On June 27, 2023, the United States Department of Health and Human Services (HHS) Office of Inspector General (OIG) posted its final rule, implementing its Information Blocking Rule penalties under the 21st Century Cures Act. Entities subject to the rule include health IT developers of certified health IT, entities offering certified health IT, health information exchanges, and health information networks. It does not apply to health care providers or address health care disincentives as HHS is working on a separate proposed rule that will be released as described in the Unified Agenda. Below summarizes the key provisions from the final rule.
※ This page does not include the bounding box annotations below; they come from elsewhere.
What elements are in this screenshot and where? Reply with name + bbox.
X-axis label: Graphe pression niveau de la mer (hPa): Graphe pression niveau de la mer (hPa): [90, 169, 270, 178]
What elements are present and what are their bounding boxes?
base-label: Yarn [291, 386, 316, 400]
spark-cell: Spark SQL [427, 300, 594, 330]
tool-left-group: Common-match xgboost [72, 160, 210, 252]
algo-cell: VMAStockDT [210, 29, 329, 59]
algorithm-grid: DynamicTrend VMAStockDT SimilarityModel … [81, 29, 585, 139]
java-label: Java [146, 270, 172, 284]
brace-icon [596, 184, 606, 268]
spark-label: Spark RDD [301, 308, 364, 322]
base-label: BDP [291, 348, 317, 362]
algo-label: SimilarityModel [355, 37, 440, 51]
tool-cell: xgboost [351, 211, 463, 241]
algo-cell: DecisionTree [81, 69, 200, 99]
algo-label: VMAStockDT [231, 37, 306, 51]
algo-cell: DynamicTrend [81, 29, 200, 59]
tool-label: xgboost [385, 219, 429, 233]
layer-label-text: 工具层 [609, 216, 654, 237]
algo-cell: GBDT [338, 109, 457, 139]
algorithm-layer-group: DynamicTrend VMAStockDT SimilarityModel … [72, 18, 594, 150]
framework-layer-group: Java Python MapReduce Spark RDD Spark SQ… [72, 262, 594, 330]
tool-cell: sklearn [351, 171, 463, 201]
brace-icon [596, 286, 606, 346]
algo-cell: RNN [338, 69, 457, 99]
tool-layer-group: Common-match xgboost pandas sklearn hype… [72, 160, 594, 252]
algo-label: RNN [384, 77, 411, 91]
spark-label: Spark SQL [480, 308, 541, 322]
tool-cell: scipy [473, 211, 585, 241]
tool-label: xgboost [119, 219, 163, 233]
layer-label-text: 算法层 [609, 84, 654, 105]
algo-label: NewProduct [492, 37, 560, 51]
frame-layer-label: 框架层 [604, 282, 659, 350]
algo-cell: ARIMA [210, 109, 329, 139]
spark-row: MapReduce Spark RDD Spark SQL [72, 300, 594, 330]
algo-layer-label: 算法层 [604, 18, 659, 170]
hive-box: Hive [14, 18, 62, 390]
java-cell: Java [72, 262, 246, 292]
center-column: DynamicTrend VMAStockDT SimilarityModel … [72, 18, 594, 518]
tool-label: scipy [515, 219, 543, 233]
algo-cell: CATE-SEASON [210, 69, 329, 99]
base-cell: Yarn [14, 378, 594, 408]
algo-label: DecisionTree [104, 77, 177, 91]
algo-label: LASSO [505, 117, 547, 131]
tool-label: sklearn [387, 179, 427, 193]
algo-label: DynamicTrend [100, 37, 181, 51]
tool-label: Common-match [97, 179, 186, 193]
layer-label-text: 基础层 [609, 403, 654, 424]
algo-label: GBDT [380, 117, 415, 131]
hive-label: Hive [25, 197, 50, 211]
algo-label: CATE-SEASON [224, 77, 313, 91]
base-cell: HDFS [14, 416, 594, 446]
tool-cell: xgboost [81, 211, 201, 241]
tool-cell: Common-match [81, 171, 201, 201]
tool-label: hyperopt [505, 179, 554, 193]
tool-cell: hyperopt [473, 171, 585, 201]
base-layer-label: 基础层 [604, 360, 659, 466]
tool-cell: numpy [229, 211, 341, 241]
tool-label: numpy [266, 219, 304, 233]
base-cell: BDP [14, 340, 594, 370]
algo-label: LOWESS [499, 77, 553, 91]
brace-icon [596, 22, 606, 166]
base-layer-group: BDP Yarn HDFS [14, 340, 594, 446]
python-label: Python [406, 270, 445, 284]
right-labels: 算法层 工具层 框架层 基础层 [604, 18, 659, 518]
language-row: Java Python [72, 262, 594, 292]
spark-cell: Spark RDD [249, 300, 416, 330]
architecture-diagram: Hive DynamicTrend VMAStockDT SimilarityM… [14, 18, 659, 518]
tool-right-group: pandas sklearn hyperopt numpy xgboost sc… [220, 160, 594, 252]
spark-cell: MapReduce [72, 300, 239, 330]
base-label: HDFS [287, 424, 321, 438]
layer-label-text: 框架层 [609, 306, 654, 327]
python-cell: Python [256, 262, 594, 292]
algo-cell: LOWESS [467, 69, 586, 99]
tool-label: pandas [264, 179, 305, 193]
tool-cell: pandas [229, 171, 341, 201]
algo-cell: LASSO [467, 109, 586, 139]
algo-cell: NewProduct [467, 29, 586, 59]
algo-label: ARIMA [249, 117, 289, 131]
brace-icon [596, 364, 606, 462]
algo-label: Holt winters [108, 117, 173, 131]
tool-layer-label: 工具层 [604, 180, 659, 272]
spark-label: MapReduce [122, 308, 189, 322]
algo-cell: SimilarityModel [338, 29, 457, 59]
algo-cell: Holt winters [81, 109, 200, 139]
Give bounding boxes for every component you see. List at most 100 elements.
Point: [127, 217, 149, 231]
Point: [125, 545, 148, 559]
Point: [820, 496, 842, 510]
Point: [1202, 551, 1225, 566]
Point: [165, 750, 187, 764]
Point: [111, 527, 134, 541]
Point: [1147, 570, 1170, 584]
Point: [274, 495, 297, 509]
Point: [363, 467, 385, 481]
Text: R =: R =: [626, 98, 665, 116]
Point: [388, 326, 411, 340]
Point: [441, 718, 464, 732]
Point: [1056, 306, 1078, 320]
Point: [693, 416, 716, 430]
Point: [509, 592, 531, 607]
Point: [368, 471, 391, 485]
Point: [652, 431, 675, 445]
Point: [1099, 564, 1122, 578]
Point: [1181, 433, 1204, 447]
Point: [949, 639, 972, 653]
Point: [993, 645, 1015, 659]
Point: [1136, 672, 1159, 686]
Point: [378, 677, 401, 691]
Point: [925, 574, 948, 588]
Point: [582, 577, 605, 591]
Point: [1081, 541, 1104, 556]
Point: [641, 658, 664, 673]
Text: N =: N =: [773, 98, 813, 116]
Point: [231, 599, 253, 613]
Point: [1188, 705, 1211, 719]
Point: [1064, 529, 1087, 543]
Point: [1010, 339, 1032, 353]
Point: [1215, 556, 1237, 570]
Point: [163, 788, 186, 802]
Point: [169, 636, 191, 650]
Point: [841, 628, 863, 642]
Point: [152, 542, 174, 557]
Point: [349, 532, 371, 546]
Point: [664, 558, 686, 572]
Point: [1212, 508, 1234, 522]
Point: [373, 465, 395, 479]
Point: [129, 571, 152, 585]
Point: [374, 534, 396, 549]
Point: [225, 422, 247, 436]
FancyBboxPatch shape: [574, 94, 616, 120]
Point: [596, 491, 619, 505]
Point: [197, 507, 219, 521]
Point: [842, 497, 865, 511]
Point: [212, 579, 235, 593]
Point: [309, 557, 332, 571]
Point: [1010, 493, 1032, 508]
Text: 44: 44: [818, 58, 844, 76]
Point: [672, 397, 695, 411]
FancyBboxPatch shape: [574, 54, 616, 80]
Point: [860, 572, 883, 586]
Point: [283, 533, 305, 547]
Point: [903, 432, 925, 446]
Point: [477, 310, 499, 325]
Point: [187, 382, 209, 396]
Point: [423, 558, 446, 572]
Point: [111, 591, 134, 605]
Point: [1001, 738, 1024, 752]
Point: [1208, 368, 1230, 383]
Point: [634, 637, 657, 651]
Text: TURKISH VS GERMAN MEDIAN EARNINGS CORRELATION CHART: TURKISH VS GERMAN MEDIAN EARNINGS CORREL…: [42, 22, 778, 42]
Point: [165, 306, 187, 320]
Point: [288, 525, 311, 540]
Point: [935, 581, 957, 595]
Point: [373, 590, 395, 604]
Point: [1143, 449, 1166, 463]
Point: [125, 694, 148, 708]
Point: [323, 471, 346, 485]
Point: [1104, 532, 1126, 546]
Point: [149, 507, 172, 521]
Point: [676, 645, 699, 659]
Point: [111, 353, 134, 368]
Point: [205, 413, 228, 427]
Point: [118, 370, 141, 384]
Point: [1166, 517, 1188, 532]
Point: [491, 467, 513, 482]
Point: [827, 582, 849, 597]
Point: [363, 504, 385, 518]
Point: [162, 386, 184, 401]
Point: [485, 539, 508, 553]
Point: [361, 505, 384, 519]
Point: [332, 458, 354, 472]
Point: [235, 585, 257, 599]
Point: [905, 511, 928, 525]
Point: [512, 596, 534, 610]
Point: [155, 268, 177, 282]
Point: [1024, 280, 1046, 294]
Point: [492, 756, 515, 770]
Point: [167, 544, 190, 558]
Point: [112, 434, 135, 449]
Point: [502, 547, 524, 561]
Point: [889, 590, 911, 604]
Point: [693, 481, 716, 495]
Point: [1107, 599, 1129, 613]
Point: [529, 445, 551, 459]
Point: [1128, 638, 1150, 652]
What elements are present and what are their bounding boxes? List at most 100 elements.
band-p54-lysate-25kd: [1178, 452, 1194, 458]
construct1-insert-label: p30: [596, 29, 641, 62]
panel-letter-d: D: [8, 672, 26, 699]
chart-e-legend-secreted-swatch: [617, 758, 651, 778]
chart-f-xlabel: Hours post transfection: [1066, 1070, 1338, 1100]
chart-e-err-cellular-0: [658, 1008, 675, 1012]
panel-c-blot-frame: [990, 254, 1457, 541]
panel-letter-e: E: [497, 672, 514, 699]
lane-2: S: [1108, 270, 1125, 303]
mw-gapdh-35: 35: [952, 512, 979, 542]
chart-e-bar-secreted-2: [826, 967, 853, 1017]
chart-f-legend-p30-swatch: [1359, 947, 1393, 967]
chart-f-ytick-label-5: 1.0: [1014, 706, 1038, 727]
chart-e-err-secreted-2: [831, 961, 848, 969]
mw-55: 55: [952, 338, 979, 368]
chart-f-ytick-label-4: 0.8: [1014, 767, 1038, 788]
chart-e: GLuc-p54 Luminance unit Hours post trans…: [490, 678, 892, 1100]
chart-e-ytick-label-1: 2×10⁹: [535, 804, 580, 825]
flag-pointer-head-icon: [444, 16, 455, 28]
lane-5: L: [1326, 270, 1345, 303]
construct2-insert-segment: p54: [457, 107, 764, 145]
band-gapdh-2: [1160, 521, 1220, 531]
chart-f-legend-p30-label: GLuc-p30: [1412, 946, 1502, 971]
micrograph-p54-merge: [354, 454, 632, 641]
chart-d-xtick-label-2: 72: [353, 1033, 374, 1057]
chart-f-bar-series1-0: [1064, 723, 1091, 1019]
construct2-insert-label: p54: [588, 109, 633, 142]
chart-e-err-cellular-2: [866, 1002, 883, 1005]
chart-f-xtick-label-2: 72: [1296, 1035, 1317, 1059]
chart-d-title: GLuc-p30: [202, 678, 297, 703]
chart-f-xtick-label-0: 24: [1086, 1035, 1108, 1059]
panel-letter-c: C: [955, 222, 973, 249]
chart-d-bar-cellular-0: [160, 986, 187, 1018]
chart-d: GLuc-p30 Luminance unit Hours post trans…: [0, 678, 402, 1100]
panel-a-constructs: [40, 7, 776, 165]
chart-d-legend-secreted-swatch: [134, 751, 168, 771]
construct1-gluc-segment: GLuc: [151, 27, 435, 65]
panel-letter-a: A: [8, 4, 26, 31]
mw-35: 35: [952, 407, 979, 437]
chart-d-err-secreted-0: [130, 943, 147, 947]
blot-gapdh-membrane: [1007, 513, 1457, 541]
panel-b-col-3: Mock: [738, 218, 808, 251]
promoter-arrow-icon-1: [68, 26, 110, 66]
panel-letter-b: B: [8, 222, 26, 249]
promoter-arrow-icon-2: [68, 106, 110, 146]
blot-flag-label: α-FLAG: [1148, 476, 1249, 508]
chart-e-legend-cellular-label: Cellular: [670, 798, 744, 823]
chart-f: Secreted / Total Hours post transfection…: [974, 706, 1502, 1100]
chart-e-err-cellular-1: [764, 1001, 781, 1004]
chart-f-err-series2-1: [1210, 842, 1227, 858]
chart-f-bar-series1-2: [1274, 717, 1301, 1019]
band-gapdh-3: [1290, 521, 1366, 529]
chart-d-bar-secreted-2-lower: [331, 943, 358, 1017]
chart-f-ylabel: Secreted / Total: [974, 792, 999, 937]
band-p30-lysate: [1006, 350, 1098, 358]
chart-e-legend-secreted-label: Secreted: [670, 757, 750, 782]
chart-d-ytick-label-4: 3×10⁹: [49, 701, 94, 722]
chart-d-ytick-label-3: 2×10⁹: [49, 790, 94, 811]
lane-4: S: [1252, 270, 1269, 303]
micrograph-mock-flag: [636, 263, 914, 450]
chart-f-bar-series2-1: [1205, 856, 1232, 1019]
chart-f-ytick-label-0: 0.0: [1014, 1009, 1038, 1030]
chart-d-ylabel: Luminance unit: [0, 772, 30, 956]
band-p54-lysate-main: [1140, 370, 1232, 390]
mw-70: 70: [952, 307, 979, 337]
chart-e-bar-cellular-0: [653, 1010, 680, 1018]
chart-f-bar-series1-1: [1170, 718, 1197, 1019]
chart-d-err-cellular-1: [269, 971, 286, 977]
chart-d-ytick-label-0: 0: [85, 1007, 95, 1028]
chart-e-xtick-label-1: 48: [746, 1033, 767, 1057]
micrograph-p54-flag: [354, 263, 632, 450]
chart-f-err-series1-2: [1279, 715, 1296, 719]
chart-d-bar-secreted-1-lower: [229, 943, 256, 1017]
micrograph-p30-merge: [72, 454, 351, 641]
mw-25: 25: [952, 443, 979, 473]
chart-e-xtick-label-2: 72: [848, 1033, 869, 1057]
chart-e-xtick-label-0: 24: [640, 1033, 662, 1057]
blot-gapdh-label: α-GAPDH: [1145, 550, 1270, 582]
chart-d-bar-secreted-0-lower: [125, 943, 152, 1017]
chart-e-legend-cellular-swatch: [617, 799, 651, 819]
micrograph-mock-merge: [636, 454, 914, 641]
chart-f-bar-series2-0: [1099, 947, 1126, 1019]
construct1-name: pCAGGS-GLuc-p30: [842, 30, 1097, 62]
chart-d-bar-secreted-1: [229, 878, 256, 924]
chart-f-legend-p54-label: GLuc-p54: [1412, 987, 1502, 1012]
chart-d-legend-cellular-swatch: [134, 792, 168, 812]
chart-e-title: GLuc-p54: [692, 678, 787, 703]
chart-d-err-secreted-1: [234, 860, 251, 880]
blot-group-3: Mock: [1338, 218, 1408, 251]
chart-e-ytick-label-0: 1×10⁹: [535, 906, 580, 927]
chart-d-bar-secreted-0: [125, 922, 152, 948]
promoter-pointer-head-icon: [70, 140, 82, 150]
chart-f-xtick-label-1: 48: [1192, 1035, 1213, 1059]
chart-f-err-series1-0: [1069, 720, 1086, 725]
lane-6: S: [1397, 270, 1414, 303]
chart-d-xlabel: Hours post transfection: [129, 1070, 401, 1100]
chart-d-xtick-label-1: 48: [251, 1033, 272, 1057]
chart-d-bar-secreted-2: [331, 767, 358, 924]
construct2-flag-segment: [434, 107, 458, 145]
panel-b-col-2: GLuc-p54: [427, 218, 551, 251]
  1. No new requirements are imposed under the final rule.
  2. OIG’s current focus is on imposing civil monetary penalties (CMPs) up to $1 million per violation for individuals or entities that it determines has committed information blocking.
  3. OIG will not use its authority to investigate information blocking to investigate non-compliance with CMS program requirements, but may refer such matters to CMS.
  4. A self-disclosure protocol (SDP) to resolve OIG CMP liability with lower penalties will be added to OIG’s SDP webpage in the coming days. As with other OIG SDPs, OIG may refer allegations to The Office of the National Coordinator for Health Information Technology (ONC) or The Office of Civil Rights (OCR) to address allegations under its respective authority.
  5. Actors should be aware that OIG is of the opinion that information blocking could create false claims liability if, for example, a health IT developer of certified health IT submits falsified attestations to ONC as part of its certification process.

Enforcement of the information blocking penalties will begin 60 days after publication of the final rule in the Federal Register. 

For those subject to the information blocking rule, we recommend a review of Health Insurance Portability and Accountability Act (HIPAA) policies and procedures to ensure that the Information Blocking Rule is addressed in a written policy.  We also recommend an assessment of operational policies, to determine whether any practice could be considered an interference with the use, access or exchange of electronic protected health information (PHI).